編集長コラム

細川 忠宏

不妊治療を受けるうえで最も大切なものとは?

2014年02月14日

不妊治療を受けてお子さんを授からなかったカップルは、授かったカップルに比べて、3倍も離婚しやすかったという、ある意味、ショッキングな調査結果が発表されています。

これは、1990年から2006年にデンマークの公立病院やクリニックの不妊外来に通院した47515人の女性の「その後」、具体的には、治療で子を授かったかどうか、そして、通院当時のパートナーとの現在の関係を、最長で12年に渡って追跡調査を行った結果です。

それによると、子を授かったカップルで離婚したり、別れたりしているのは24.4%だったのに対して、結局、子を授からなかったカップルのそれは29.7%だったというのです。

これを統計学的に解析すると、子を授からなかったカップルは授かったカップルに比べて3倍もパートナーと別れやすい傾向があるとのこと。

ただし、この結果をそのまま鵜呑みにして、頑張って不妊治療を受けても、結局、授からなかったら、夫婦関係が危うくなると解釈するのは早計です。

なぜなら、デンマークの夫婦の離婚率は40%で、不妊治療を経験したカップルのそれはずいぶん低いからです。
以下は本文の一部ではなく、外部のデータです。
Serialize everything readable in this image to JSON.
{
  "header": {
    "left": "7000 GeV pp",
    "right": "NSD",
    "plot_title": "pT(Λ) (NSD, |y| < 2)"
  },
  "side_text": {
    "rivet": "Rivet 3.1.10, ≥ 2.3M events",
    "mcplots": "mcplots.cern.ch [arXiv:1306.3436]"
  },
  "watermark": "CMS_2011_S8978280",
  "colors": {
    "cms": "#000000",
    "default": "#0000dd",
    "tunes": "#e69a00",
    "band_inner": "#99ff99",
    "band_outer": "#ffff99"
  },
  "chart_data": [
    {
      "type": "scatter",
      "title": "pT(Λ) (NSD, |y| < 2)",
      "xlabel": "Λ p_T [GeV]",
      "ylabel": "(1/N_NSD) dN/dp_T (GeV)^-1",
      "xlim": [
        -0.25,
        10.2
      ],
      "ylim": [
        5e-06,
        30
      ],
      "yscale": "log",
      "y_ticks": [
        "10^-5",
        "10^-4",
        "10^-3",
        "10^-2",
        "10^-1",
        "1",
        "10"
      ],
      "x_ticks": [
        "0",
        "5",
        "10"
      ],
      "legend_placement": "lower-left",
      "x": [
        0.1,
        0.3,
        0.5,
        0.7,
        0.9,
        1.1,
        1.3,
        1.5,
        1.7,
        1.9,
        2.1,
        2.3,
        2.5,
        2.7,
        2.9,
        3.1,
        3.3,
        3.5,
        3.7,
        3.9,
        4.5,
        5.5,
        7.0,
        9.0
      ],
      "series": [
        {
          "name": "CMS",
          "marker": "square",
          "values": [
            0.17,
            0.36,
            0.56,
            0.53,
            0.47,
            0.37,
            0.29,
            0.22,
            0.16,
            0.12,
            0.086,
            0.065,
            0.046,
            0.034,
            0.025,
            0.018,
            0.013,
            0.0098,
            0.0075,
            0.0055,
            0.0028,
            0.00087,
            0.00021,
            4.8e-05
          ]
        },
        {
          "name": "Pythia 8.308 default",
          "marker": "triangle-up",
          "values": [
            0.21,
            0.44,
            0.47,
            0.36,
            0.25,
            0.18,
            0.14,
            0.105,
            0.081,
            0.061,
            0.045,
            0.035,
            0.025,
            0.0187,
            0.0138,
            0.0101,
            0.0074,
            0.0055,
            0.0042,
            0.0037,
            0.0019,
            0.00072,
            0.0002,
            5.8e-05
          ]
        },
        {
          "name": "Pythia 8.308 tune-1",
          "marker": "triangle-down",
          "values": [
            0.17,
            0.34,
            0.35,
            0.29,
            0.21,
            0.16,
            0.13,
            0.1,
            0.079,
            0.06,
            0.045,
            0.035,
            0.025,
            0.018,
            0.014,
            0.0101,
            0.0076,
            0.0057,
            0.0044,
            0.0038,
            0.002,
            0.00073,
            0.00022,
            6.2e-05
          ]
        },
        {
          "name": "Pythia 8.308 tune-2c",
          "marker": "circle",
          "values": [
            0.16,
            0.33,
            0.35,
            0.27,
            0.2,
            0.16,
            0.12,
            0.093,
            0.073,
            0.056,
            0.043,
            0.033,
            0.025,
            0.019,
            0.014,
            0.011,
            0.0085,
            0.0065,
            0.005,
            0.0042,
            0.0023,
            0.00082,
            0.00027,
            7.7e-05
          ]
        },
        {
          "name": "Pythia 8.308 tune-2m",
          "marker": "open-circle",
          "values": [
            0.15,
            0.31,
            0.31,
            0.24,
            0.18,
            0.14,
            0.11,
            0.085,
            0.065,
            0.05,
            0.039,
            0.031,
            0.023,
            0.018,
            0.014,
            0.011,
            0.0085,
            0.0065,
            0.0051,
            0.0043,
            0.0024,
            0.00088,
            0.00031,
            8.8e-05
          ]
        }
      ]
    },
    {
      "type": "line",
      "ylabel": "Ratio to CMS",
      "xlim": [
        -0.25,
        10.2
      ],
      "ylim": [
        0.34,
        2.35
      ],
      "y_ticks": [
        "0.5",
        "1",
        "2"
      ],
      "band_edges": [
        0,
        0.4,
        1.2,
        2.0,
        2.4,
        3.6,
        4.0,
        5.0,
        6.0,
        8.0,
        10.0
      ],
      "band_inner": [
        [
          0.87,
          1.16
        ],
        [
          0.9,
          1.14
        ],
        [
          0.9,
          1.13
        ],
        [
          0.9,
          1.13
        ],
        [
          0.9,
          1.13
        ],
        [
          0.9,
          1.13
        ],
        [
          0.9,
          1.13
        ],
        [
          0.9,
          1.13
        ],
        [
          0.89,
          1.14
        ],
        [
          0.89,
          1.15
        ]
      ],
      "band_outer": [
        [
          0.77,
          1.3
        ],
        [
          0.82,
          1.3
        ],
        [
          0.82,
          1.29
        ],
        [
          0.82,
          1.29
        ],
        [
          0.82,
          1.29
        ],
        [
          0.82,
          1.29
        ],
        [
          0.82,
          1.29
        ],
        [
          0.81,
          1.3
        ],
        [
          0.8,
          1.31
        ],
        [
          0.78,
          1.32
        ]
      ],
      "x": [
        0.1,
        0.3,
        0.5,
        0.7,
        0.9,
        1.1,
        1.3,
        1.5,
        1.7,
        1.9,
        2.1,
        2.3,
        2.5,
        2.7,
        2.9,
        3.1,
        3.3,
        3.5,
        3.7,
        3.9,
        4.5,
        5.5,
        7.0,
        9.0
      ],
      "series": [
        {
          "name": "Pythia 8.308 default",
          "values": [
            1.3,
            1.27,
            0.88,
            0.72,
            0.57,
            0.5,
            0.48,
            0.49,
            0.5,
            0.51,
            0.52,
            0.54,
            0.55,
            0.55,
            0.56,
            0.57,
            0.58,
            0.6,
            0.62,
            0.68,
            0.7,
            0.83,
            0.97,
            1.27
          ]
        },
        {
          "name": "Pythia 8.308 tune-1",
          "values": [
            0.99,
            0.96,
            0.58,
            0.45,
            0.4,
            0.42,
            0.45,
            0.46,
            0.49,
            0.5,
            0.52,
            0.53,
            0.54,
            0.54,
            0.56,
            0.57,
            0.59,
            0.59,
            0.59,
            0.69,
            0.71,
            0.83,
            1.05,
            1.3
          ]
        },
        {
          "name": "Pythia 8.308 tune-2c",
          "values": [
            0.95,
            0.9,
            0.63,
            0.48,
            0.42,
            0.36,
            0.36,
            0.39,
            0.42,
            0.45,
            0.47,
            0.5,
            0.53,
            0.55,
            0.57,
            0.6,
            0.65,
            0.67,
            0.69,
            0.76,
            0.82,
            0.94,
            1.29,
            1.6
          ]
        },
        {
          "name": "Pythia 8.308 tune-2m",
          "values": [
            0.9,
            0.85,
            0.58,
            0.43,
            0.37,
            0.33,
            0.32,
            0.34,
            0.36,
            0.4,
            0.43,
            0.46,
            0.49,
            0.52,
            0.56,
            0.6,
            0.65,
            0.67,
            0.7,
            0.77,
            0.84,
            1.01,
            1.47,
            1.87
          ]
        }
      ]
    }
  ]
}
調査期間が異なるので単純比較は出来ませんが、不妊治療を経験したカップルのほうは結婚していないカップルも含んでいますので、実際にはもっと大きな差があるのかもしれません。

いずれにしても、治療で授かったか、授からなかったかということよりも、不妊治療を経験したかどうかのほうが、ふたりの関係が長く続くかどうかに、より強く影響していることがわかります。
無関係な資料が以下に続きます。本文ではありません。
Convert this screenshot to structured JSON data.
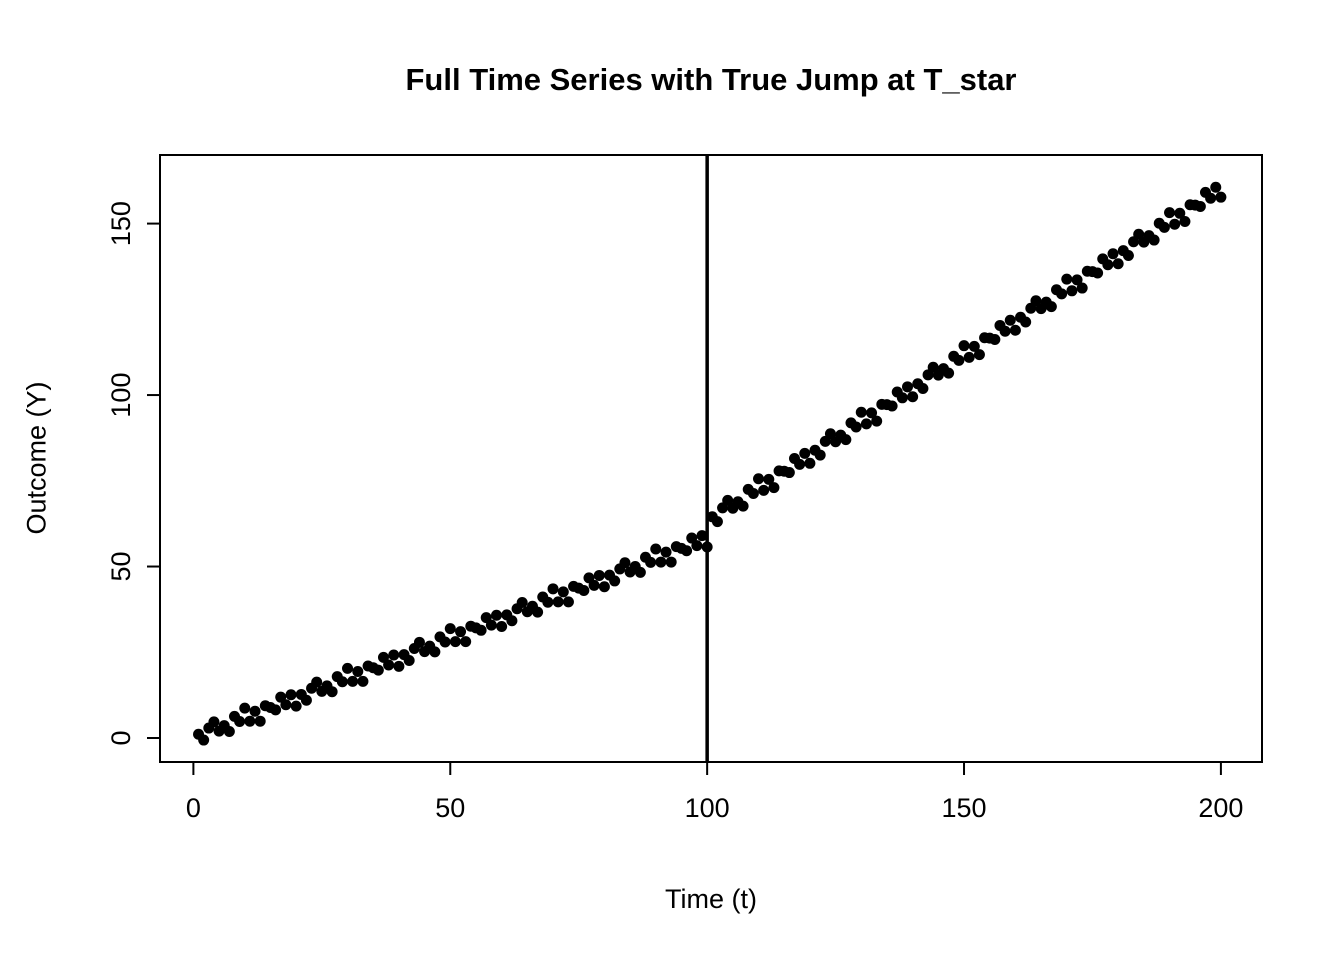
{
  "title": "Full Time Series with True Jump at T_star",
  "chart_data": {
    "type": "scatter",
    "title": "Full Time Series with True Jump at T_star",
    "xlabel": "Time (t)",
    "ylabel": "Outcome (Y)",
    "xlim": [
      -6.5,
      208
    ],
    "ylim": [
      -7,
      170
    ],
    "x_ticks": [
      0,
      50,
      100,
      150,
      200
    ],
    "y_ticks": [
      0,
      50,
      100,
      150
    ],
    "grid": false,
    "legend": "none",
    "vline_x": 100,
    "jump_at": 100,
    "point_color": "#000000",
    "vline_color": "#000000",
    "box_color": "#000000",
    "points": [
      [
        1,
        1.1
      ],
      [
        2,
        -0.6
      ],
      [
        3,
        2.9
      ],
      [
        4,
        4.7
      ],
      [
        5,
        2.0
      ],
      [
        6,
        3.6
      ],
      [
        7,
        1.9
      ],
      [
        8,
        6.3
      ],
      [
        9,
        4.8
      ],
      [
        10,
        8.7
      ],
      [
        11,
        4.9
      ],
      [
        12,
        7.8
      ],
      [
        13,
        4.9
      ],
      [
        14,
        9.4
      ],
      [
        15,
        8.9
      ],
      [
        16,
        8.2
      ],
      [
        17,
        11.9
      ],
      [
        18,
        9.7
      ],
      [
        19,
        12.6
      ],
      [
        20,
        9.3
      ],
      [
        21,
        12.7
      ],
      [
        22,
        11.0
      ],
      [
        23,
        14.5
      ],
      [
        24,
        16.3
      ],
      [
        25,
        13.6
      ],
      [
        26,
        15.2
      ],
      [
        27,
        13.5
      ],
      [
        28,
        17.9
      ],
      [
        29,
        16.4
      ],
      [
        30,
        20.3
      ],
      [
        31,
        16.5
      ],
      [
        32,
        19.4
      ],
      [
        33,
        16.5
      ],
      [
        34,
        21.0
      ],
      [
        35,
        20.5
      ],
      [
        36,
        19.8
      ],
      [
        37,
        23.5
      ],
      [
        38,
        21.3
      ],
      [
        39,
        24.2
      ],
      [
        40,
        20.9
      ],
      [
        41,
        24.3
      ],
      [
        42,
        22.6
      ],
      [
        43,
        26.1
      ],
      [
        44,
        27.9
      ],
      [
        45,
        25.2
      ],
      [
        46,
        26.8
      ],
      [
        47,
        25.1
      ],
      [
        48,
        29.5
      ],
      [
        49,
        28.0
      ],
      [
        50,
        31.9
      ],
      [
        51,
        28.1
      ],
      [
        52,
        31.0
      ],
      [
        53,
        28.1
      ],
      [
        54,
        32.6
      ],
      [
        55,
        32.1
      ],
      [
        56,
        31.4
      ],
      [
        57,
        35.1
      ],
      [
        58,
        32.9
      ],
      [
        59,
        35.8
      ],
      [
        60,
        32.5
      ],
      [
        61,
        35.9
      ],
      [
        62,
        34.2
      ],
      [
        63,
        37.7
      ],
      [
        64,
        39.5
      ],
      [
        65,
        36.8
      ],
      [
        66,
        38.4
      ],
      [
        67,
        36.7
      ],
      [
        68,
        41.1
      ],
      [
        69,
        39.6
      ],
      [
        70,
        43.5
      ],
      [
        71,
        39.7
      ],
      [
        72,
        42.6
      ],
      [
        73,
        39.7
      ],
      [
        74,
        44.2
      ],
      [
        75,
        43.7
      ],
      [
        76,
        43.0
      ],
      [
        77,
        46.7
      ],
      [
        78,
        44.5
      ],
      [
        79,
        47.4
      ],
      [
        80,
        44.1
      ],
      [
        81,
        47.5
      ],
      [
        82,
        45.8
      ],
      [
        83,
        49.3
      ],
      [
        84,
        51.1
      ],
      [
        85,
        48.4
      ],
      [
        86,
        50.0
      ],
      [
        87,
        48.3
      ],
      [
        88,
        52.7
      ],
      [
        89,
        51.2
      ],
      [
        90,
        55.1
      ],
      [
        91,
        51.3
      ],
      [
        92,
        54.2
      ],
      [
        93,
        51.3
      ],
      [
        94,
        55.8
      ],
      [
        95,
        55.3
      ],
      [
        96,
        54.6
      ],
      [
        97,
        58.3
      ],
      [
        98,
        56.1
      ],
      [
        99,
        59.0
      ],
      [
        100,
        55.7
      ],
      [
        101,
        64.5
      ],
      [
        102,
        63.1
      ],
      [
        103,
        67.1
      ],
      [
        104,
        69.3
      ],
      [
        105,
        67.0
      ],
      [
        106,
        68.9
      ],
      [
        107,
        67.6
      ],
      [
        108,
        72.5
      ],
      [
        109,
        71.3
      ],
      [
        110,
        75.6
      ],
      [
        111,
        72.2
      ],
      [
        112,
        75.4
      ],
      [
        113,
        73.0
      ],
      [
        114,
        77.9
      ],
      [
        115,
        77.8
      ],
      [
        116,
        77.4
      ],
      [
        117,
        81.5
      ],
      [
        118,
        79.8
      ],
      [
        119,
        83.0
      ],
      [
        120,
        80.1
      ],
      [
        121,
        83.9
      ],
      [
        122,
        82.5
      ],
      [
        123,
        86.5
      ],
      [
        124,
        88.7
      ],
      [
        125,
        86.4
      ],
      [
        126,
        88.3
      ],
      [
        127,
        87.0
      ],
      [
        128,
        91.9
      ],
      [
        129,
        90.7
      ],
      [
        130,
        95.0
      ],
      [
        131,
        91.6
      ],
      [
        132,
        94.8
      ],
      [
        133,
        92.4
      ],
      [
        134,
        97.3
      ],
      [
        135,
        97.2
      ],
      [
        136,
        96.8
      ],
      [
        137,
        100.9
      ],
      [
        138,
        99.2
      ],
      [
        139,
        102.4
      ],
      [
        140,
        99.5
      ],
      [
        141,
        103.3
      ],
      [
        142,
        101.9
      ],
      [
        143,
        105.9
      ],
      [
        144,
        108.1
      ],
      [
        145,
        105.8
      ],
      [
        146,
        107.7
      ],
      [
        147,
        106.4
      ],
      [
        148,
        111.3
      ],
      [
        149,
        110.1
      ],
      [
        150,
        114.4
      ],
      [
        151,
        111.0
      ],
      [
        152,
        114.2
      ],
      [
        153,
        111.8
      ],
      [
        154,
        116.7
      ],
      [
        155,
        116.6
      ],
      [
        156,
        116.2
      ],
      [
        157,
        120.3
      ],
      [
        158,
        118.6
      ],
      [
        159,
        121.8
      ],
      [
        160,
        118.9
      ],
      [
        161,
        122.7
      ],
      [
        162,
        121.3
      ],
      [
        163,
        125.3
      ],
      [
        164,
        127.5
      ],
      [
        165,
        125.2
      ],
      [
        166,
        127.1
      ],
      [
        167,
        125.8
      ],
      [
        168,
        130.7
      ],
      [
        169,
        129.5
      ],
      [
        170,
        133.8
      ],
      [
        171,
        130.4
      ],
      [
        172,
        133.6
      ],
      [
        173,
        131.2
      ],
      [
        174,
        136.1
      ],
      [
        175,
        136.0
      ],
      [
        176,
        135.6
      ],
      [
        177,
        139.7
      ],
      [
        178,
        138.0
      ],
      [
        179,
        141.2
      ],
      [
        180,
        138.3
      ],
      [
        181,
        142.1
      ],
      [
        182,
        140.7
      ],
      [
        183,
        144.7
      ],
      [
        184,
        146.9
      ],
      [
        185,
        144.6
      ],
      [
        186,
        146.5
      ],
      [
        187,
        145.2
      ],
      [
        188,
        150.1
      ],
      [
        189,
        148.9
      ],
      [
        190,
        153.2
      ],
      [
        191,
        149.8
      ],
      [
        192,
        153.0
      ],
      [
        193,
        150.6
      ],
      [
        194,
        155.5
      ],
      [
        195,
        155.4
      ],
      [
        196,
        155.0
      ],
      [
        197,
        159.1
      ],
      [
        198,
        157.4
      ],
      [
        199,
        160.6
      ],
      [
        200,
        157.7
      ]
    ]
  }
}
つまり、不妊治療経験が「ふたりの関係」を強くするのです。

そして、それは、授かっても、授からなくても、です。

男性不妊を専門とする泌尿器医で、複数のクリニックの男性不妊外来で診療に携わっておられる中條弘隆先生は、患者さんに「君はラッキーだね」と、お話しされるそうです。
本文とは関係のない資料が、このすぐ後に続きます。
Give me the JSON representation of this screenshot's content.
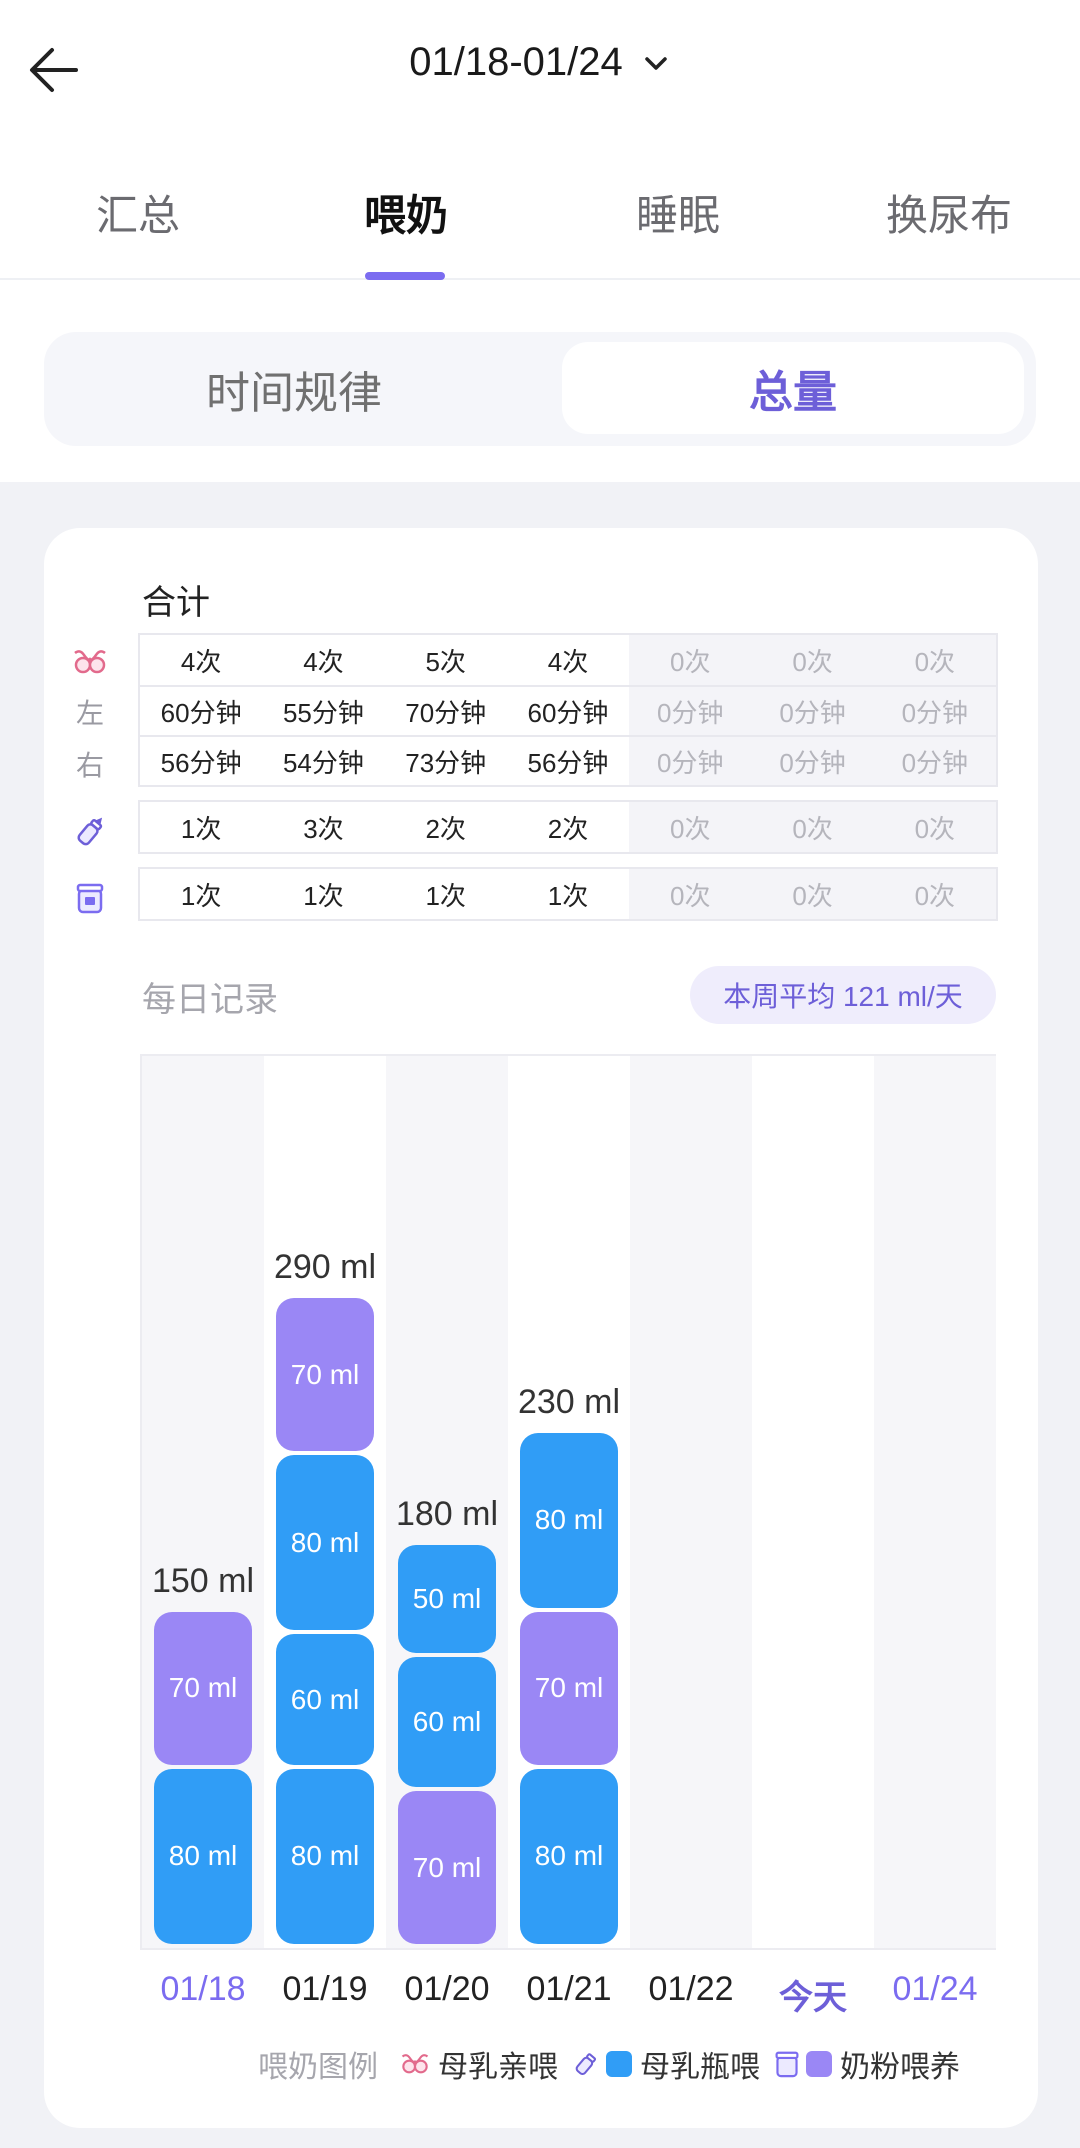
{
  "header": {
    "date_range": "01/18-01/24",
    "back_icon": "arrow-left-icon",
    "dropdown_icon": "chevron-down-icon"
  },
  "tabs": [
    {
      "label": "汇总",
      "active": false
    },
    {
      "label": "喂奶",
      "active": true
    },
    {
      "label": "睡眠",
      "active": false
    },
    {
      "label": "换尿布",
      "active": false
    }
  ],
  "segmented": {
    "left": "时间规律",
    "right": "总量",
    "selected": "总量"
  },
  "totals": {
    "title": "合计",
    "rows": [
      {
        "icon": "breast-icon",
        "label": "",
        "values": [
          "4次",
          "4次",
          "5次",
          "4次",
          "0次",
          "0次",
          "0次"
        ]
      },
      {
        "icon": "",
        "label": "左",
        "values": [
          "60分钟",
          "55分钟",
          "70分钟",
          "60分钟",
          "0分钟",
          "0分钟",
          "0分钟"
        ]
      },
      {
        "icon": "",
        "label": "右",
        "values": [
          "56分钟",
          "54分钟",
          "73分钟",
          "56分钟",
          "0分钟",
          "0分钟",
          "0分钟"
        ]
      },
      {
        "icon": "bottle-icon",
        "label": "",
        "values": [
          "1次",
          "3次",
          "2次",
          "2次",
          "0次",
          "0次",
          "0次"
        ]
      },
      {
        "icon": "formula-can-icon",
        "label": "",
        "values": [
          "1次",
          "1次",
          "1次",
          "1次",
          "0次",
          "0次",
          "0次"
        ]
      }
    ]
  },
  "daily": {
    "title": "每日记录",
    "weekly_average": "本周平均 121 ml/天"
  },
  "chart_data": {
    "type": "bar",
    "stacked": true,
    "categories": [
      "01/18",
      "01/19",
      "01/20",
      "01/21",
      "01/22",
      "今天",
      "01/24"
    ],
    "totals": [
      "150 ml",
      "290 ml",
      "180 ml",
      "230 ml",
      "",
      "",
      ""
    ],
    "total_values": [
      150,
      290,
      180,
      230,
      0,
      0,
      0
    ],
    "stacks": [
      [
        {
          "kind": "bottle",
          "value": 80,
          "label": "80 ml"
        },
        {
          "kind": "formula",
          "value": 70,
          "label": "70 ml"
        }
      ],
      [
        {
          "kind": "bottle",
          "value": 80,
          "label": "80 ml"
        },
        {
          "kind": "bottle",
          "value": 60,
          "label": "60 ml"
        },
        {
          "kind": "bottle",
          "value": 80,
          "label": "80 ml"
        },
        {
          "kind": "formula",
          "value": 70,
          "label": "70 ml"
        }
      ],
      [
        {
          "kind": "formula",
          "value": 70,
          "label": "70 ml"
        },
        {
          "kind": "bottle",
          "value": 60,
          "label": "60 ml"
        },
        {
          "kind": "bottle",
          "value": 50,
          "label": "50 ml"
        }
      ],
      [
        {
          "kind": "bottle",
          "value": 80,
          "label": "80 ml"
        },
        {
          "kind": "formula",
          "value": 70,
          "label": "70 ml"
        },
        {
          "kind": "bottle",
          "value": 80,
          "label": "80 ml"
        }
      ],
      [],
      [],
      []
    ],
    "colors": {
      "bottle": "#309df6",
      "formula": "#9a87f5",
      "accent": "#6d5fd8"
    },
    "highlighted_categories": [
      "01/18",
      "今天",
      "01/24"
    ]
  },
  "legend": {
    "title": "喂奶图例",
    "items": [
      {
        "label": "母乳亲喂",
        "icon": "breast-icon",
        "color": ""
      },
      {
        "label": "母乳瓶喂",
        "icon": "bottle-icon",
        "color": "#309df6"
      },
      {
        "label": "奶粉喂养",
        "icon": "formula-can-icon",
        "color": "#9a87f5"
      }
    ]
  }
}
「だってさあ、夫婦で生活してて、どんなに一生懸命、仕事頑張っても、奥さんほめてくれないでしょ。仕事、頑張るのは当たり前だからね、生活していくためにね。だけどね、不妊治療で一生懸命やってみ、奥さんの評価上がるよ。」

そして、

「ましてや、手術まで受けるとなるとね。夫がそこまで頑張ってふたりの子ども、新しい家族を迎えるためにやってくれたのかとなれば、奥さんとしては、やっぱり、夫を頼もしく見るだろうし、この人は本気でお父さんになるつもりなんだっていう気合いを感じるわけですよね。」

さらに、

「もしも、そこで気持ちが感じられなかったら、お子さんを授かったとしても、自分一人が育てるようになるって思われても仕方ないよね。」

このようにおっしゃるのです。

そもそも、不妊治療は命にかかわる治療ではありません。新しい家族を迎え、家庭を築いていくためのものです。

これまで、先生の患者さんで、不妊治療後に離婚されたカップルも少なくないそうですが、その原因として最も多いのは「精子の成績」や「授かったかどうか」ではなく、「熱意のあるなし」だったとのこと。

ですから、たとえ、お子さんが授からなくても、赤ちゃんがなかなかやってこないことに悩んだり、不妊治療を受けたりといった経験で、普段は見えなかったお互いの本当の気持ちに触れることが出来て、夫婦の関係がより強くなったというケースは、それ以上にあるというのです。

不妊治療を受けるうえで最も大切なことは、「結果」ではなく、「プロセス」だということを、つくづく、感じました。